Question: Is there a sense in which $\mathrm{Li}(n)$ is the best possible approximation to $\pi(n)$? Ideally, there would be some Bohr-Mollerup type theorem: $\mathrm{Li}(n)$ is uniquely characterized as being a good approximation to $\pi(n)$ which has some properties, such as analyticity and negative second derivative. Probably $\mathrm{Li}(n)$ isn't the best possible, for instance $\mathrm{Li}(n) - \frac{1}{2} \mathrm{Li}\left ( \sqrt{n} \right )$ might be better? Riemann also suggested $$\sum_{n \geqslant 1} \frac{\mu(n)}{n} \mathrm{Li} \left (x^\frac{1}{n}\right ),$$ where $\mu(n)$ is the Möbius function.

Answer 1

This is an extension of Emerton's comment. From my paperback 1990 reprint of "The Distribution of Prime Numbers" by A.E. Ingham (1932). Ingham is discussing your formula with the Mobius function, pages 105-106:

"Considerable importance was attached formerly to a function suggested by Riemann as an approximation to $\pi(x)$...This function represents $\pi(x)$ with astonishing accuracy for all values of $x$ for which $\pi(x)$ has been calculated, but we now see that its superiority over $\mathrm{Li}(x)$ is illusory...and for special values of $x$ (as large as we please) the one approximation will deviate as widely as the other from the true value."

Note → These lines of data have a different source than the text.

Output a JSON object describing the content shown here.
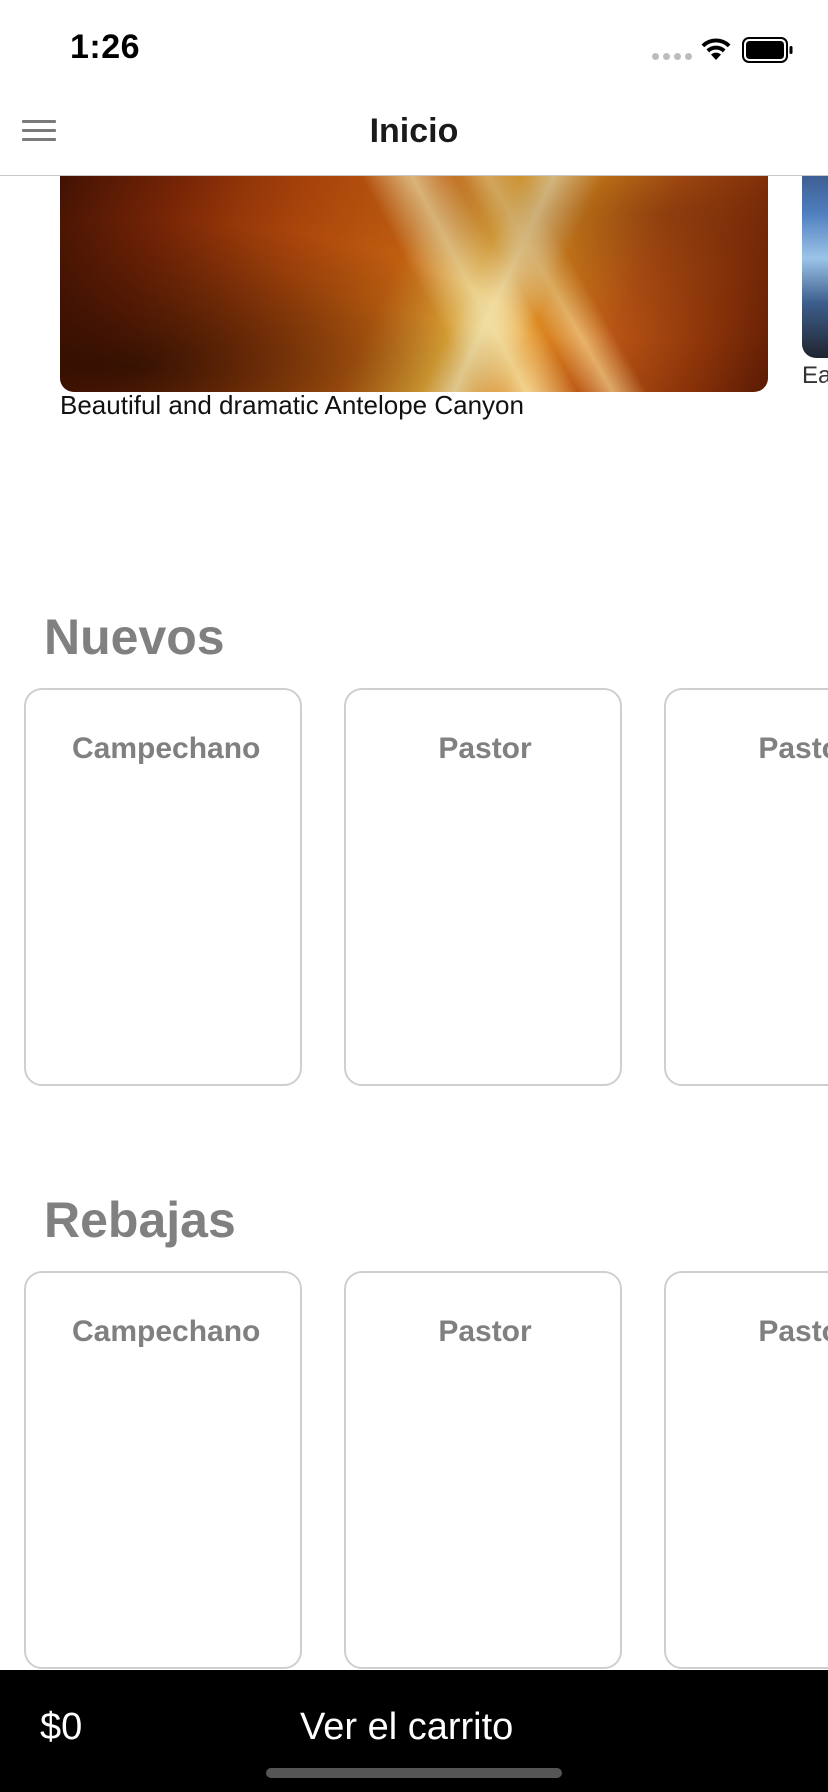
{
  "status_bar": {
    "time": "1:26"
  },
  "nav": {
    "title": "Inicio"
  },
  "carousel": {
    "items": [
      {
        "caption": "Beautiful and dramatic Antelope Canyon"
      },
      {
        "caption": "Ea"
      }
    ]
  },
  "sections": {
    "nuevos": {
      "title": "Nuevos",
      "products": [
        "Campechano",
        "Pastor",
        "Pastor"
      ]
    },
    "rebajas": {
      "title": "Rebajas",
      "products": [
        "Campechano",
        "Pastor",
        "Pastor"
      ]
    }
  },
  "cart": {
    "total": "$0",
    "button_label": "Ver el carrito"
  }
}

In the next paragraph he shows that RH implies "And we can see in the same way that the function $\mathrm{Li}(x) - \frac{1}{2} \mathrm{Li}(x^{\frac{1}{2}})$ is `on the average' a better approximation than $\mathrm{Li}(x)$ to $\pi(x)$; but no importance can be attached to the latter terms in Riemann's formula even by repeated averaging."

Similar material is in Edwards pages 34-36 where he discusses relative size of terms, as Emerton comments. Edwards does not bother with comparing different approximations under the assumption of RH.

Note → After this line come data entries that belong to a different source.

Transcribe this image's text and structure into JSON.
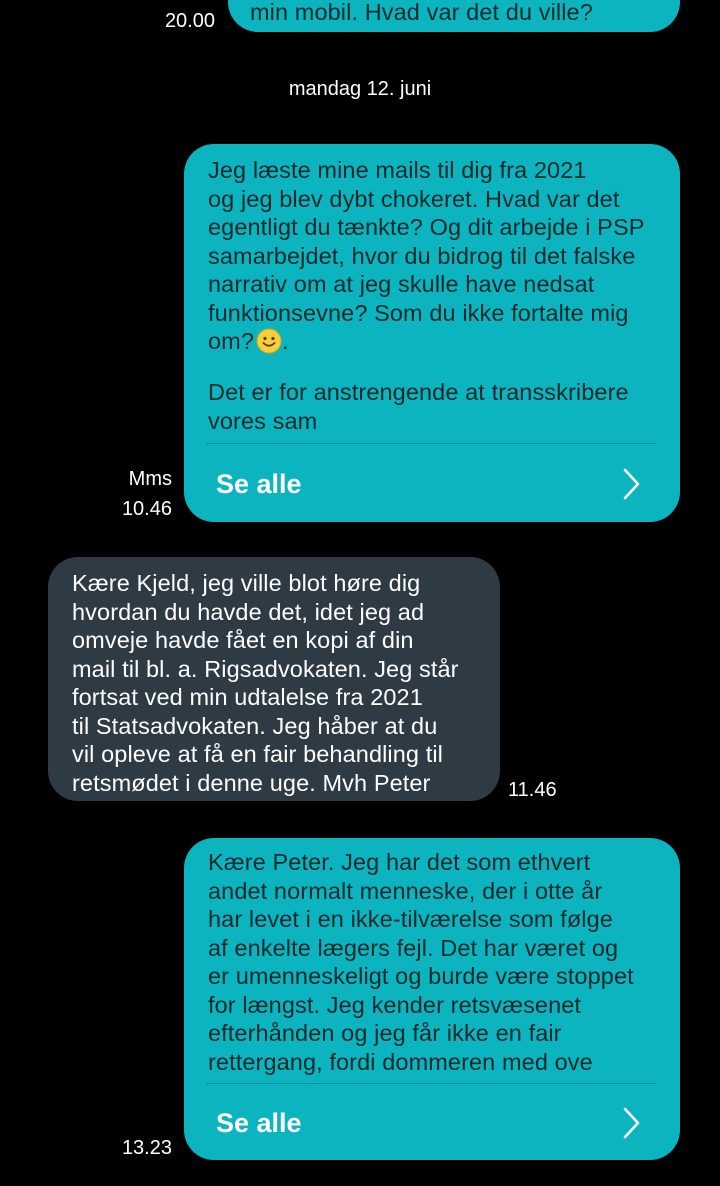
{
  "top_partial": {
    "time": "20.00",
    "text": "min mobil. Hvad var det du ville?"
  },
  "date_separator": "mandag 12. juni",
  "messages": [
    {
      "type": "sent",
      "label": "Mms",
      "time": "10.46",
      "text_main": "Jeg læste mine mails til dig fra 2021\nog jeg blev dybt chokeret. Hvad var det\negentligt du tænkte?  Og dit arbejde i PSP\nsamarbejdet, hvor du bidrog til det falske\nnarrativ om at jeg skulle have nedsat\nfunktionsevne? Som du ikke fortalte mig\nom?",
      "emoji": "slightly-smiling-face",
      "text_tail": "Det er for anstrengende at transskribere\nvores sam",
      "see_all": "Se alle"
    },
    {
      "type": "received",
      "time": "11.46",
      "text": "Kære Kjeld, jeg ville blot høre dig\nhvordan du havde det, idet jeg ad\nomveje havde fået en kopi af din\nmail til bl. a. Rigsadvokaten. Jeg står\nfortsat ved min udtalelse fra 2021\ntil Statsadvokaten. Jeg håber at du\nvil opleve at få en fair behandling til\nretsmødet i denne uge. Mvh Peter"
    },
    {
      "type": "sent",
      "time": "13.23",
      "text": "Kære Peter. Jeg har det som ethvert\nandet normalt menneske, der i otte år\nhar levet i en ikke-tilværelse som følge\naf enkelte lægers fejl. Det har været og\ner umenneskeligt og burde være stoppet\nfor længst. Jeg kender retsvæsenet\nefterhånden og jeg får ikke en fair\nrettergang, fordi dommeren med ove",
      "see_all": "Se alle"
    }
  ],
  "colors": {
    "background": "#000000",
    "sent_bubble": "#0bb4bf",
    "received_bubble": "#2e3a44",
    "text_light": "#ffffff"
  },
  "icons": {
    "chevron": "chevron-right-icon",
    "emoji": "smiling-face-icon"
  }
}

EDIT: I remember clearly that the error estimate of de la Vallee Poussin (the second comment of Thomas Bloom) shows that $\mathrm{Li}(x)$ is a better approximation for $\pi(x)$ than any rational function of $x$ and $\log x.$ I am not finding a reference that uses those exact words. However, Edwards comes pretty close in section 5.4, page 87. Here he displays the usual asymptotic expansion, formula (5), and points out that $\mathrm{Li}(x)$ is eventually a better approximation for $\pi(x)$ than the asymptotic expansion stopped at a finite number of terms. I think it likely that this also establishes the claim for any rational function of $x$ and $\log x.$

Answer 2

Whether for a finite set $\mathcal{R}$ of roots the approximation $$ \pi(x)\approx\mathrm{Li}(x)-\frac{1}{2}\mathrm{Li}(x^{1/2})-\sum_{\rho\in\mathcal{R}}\mathrm{Li}(x^\rho) $$ is "on average" better then $\pi(x)\approx\mathrm{Li}(x)-\frac{1}{2}\mathrm{Li}(x^{1/2})$ depends on the precise notion of average. Since $x^\rho=x^\sigma e^{i\gamma\log x}$, it might appear more natural to consider $\pi(e^t)$ instead of $\pi(x)$. Things are somewhat easier for $\Psi$, and there we get under RH $$ \lim_{T\rightarrow\infty}\frac{1}{T}\int_2^T\left(\Psi(e^t)-\Big(e^t-\sum_{\rho\in\mathcal{R}}\frac{e^{t\rho}}{\rho}\Big)\right)^2\frac{dt}{e^{t/2}} = \sum_{\rho\not\in\mathcal{R}}\frac{1}{|\rho|^2} $$ (insert explicit formula, throw away terms of small order, square out, interchange integral and summation). So after the proper rescaling including some roots actually does reduce the mean error.